Сделав их преступную для той власти жизнь навек никчемной, а этимологию перевёртыша злодеяний – необычайно живучей.
Робингуды, являвшиеся для царизма обычными гопниками, сродни уркам, снесли царизм с подмосток, взобравшись на трон всевластия сами и втащив туда невиданной силы законы об уничтожении собственного народа, осветив их благостными лозунгами французского Конвента. Перелицевать страну можно, но как перелицевать сознание, основанное на «дворцовой» вере в доброго наместника, вершителя судеб? Так, летопись «добрых наместников» длится по сей день. Дворцовые площади сменяются «болотными», мировые пиратские режимы падают, преобразовываясь в иные, не менее подозрительные, представляя свету то победившие «банды негодяев» (Микоян), то эволюционировавших до гопников правителей, названных в свою очередь когда-то революционерами.
Нет, сознание не перелицевать, и ежели лиходеем зовётся вырванный из научной среды несчастный, а правителем – бывший уголовник, то общественные институции, висящие на скользком государственно-правовом поводке, внешне подготовленные к социальным взрывам, на поверку оказываются не подготовленными вовсе, обнаруживая коллективную слабость на срединном, самом важном уровне социогенеза; на уровне же мышления – абсолютную дистрофию функциональности, обуславливая в дальнейшем превращение коллективной памяти в странное дырявое сито, вызывающее видения. В разбитых окнах памяти мелькают противоестественные фантомы, вместо того чтобы спокойно лежать в углу упорядоченной каменной грудкой – капиталом «непрошедшего» прошлого. Иначе откуда столь мощные дыры, провалы в эпохиальных анналах? Что, кстати, привело к коллапсу исторической науки, доведя её до упадка на уровне даже школьных учебников – до сервантевской схожести истории с фальшивомонетчеством…
Имеют ли срок давности злодеяния перед обществом? Сейчас мы видим, что, к сожалению, имеют. Состарившиеся «робингуды-навыворот» законно умирают в своих постелях, а невольные массовые жертвы социальных тектонических сдвигов – без предупреждения ликвидируют вчерашних императоров, законом виновными не объявленных.
Перелицовывая строй, не перелицованное сознание свежеиспечённых вершителей, как и 100 лет назад, не видит антропологической грани меж преступлением совершённым и готовящимся, превращая и то, и другое в наслоение противоположностей: противоправного сознания с агрессивным институциональным соглашательством – слоёный пирог из непоправимостей.

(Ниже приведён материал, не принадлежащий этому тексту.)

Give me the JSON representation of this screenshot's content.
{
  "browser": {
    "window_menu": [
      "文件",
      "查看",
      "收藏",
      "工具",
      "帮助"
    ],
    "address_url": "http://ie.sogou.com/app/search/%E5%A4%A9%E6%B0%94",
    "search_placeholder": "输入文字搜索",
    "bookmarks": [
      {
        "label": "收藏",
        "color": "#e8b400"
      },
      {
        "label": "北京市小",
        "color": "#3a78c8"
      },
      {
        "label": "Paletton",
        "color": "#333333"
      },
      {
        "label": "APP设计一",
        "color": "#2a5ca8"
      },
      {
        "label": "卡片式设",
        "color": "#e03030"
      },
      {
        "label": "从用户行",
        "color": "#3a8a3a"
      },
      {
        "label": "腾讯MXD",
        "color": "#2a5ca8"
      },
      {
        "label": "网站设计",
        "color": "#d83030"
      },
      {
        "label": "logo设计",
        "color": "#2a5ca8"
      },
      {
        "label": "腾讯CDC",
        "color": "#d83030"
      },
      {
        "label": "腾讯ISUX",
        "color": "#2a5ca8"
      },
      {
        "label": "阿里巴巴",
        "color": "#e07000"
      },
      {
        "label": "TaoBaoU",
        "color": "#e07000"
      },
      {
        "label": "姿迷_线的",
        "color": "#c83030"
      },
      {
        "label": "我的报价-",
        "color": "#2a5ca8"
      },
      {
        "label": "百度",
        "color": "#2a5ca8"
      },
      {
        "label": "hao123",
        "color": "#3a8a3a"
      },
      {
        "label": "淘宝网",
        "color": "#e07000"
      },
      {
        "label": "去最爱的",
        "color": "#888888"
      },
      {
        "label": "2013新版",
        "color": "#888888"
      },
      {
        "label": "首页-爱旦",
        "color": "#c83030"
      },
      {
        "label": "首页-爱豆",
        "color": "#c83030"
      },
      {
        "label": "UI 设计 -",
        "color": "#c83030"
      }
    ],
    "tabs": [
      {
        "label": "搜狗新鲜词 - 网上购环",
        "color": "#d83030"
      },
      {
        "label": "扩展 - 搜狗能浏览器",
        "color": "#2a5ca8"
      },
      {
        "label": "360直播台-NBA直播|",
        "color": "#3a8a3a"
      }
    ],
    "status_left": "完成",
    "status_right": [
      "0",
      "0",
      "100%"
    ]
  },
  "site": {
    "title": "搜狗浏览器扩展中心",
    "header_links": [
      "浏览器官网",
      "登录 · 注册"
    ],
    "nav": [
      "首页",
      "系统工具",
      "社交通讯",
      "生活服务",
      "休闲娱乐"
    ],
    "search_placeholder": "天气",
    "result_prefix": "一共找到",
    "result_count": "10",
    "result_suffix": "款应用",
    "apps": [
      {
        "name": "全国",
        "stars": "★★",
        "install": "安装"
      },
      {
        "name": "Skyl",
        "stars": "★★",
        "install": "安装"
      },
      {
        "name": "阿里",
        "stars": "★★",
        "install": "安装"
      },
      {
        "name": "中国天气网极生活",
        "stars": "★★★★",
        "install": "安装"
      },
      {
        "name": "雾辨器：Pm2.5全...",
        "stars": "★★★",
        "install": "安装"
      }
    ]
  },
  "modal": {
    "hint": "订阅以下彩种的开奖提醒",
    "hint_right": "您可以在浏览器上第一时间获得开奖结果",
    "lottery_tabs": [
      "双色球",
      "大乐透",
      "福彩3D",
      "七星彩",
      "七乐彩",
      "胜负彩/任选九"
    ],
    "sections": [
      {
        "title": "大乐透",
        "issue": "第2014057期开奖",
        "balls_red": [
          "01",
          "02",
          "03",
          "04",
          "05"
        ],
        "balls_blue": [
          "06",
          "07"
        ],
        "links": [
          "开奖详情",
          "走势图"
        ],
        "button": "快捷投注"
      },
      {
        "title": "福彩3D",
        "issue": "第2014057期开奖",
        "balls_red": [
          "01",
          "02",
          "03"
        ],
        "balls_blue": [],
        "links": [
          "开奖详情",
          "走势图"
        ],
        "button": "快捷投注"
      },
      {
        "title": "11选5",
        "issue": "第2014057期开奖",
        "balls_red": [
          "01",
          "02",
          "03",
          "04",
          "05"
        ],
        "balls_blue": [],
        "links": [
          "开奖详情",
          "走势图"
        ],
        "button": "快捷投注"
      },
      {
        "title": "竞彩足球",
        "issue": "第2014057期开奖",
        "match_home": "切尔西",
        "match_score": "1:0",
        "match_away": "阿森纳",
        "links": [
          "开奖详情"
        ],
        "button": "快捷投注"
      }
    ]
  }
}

Перешагнув рубеж 21 века, мы не простили друг другу прежних грехов и просчётов, став свидетелями повторения ошибочных прерогатив. Да, современный мир – пошаговые регесты хроники насилия, убийств, подстав и переворотов. Ближайшая из молодых, чья земля усыпана непогребёнными костями – благословенная страна Америка. Вот уж кто славен робингудством! – и у кого стоит поучиться двойственности законодательств, где «непродажные» сенаторы в открытую, извека, покупают голоса избирателей, прикрыв сделку псевдодемократической риторикой. Несмотря на это, Америка отстала, и надолго, если не навсегда, от России – во враждебной неприязни к собственным гражданам, сходной с преступным умыслом. Жаль, отставание сие, по-видимому, единственное и существенное.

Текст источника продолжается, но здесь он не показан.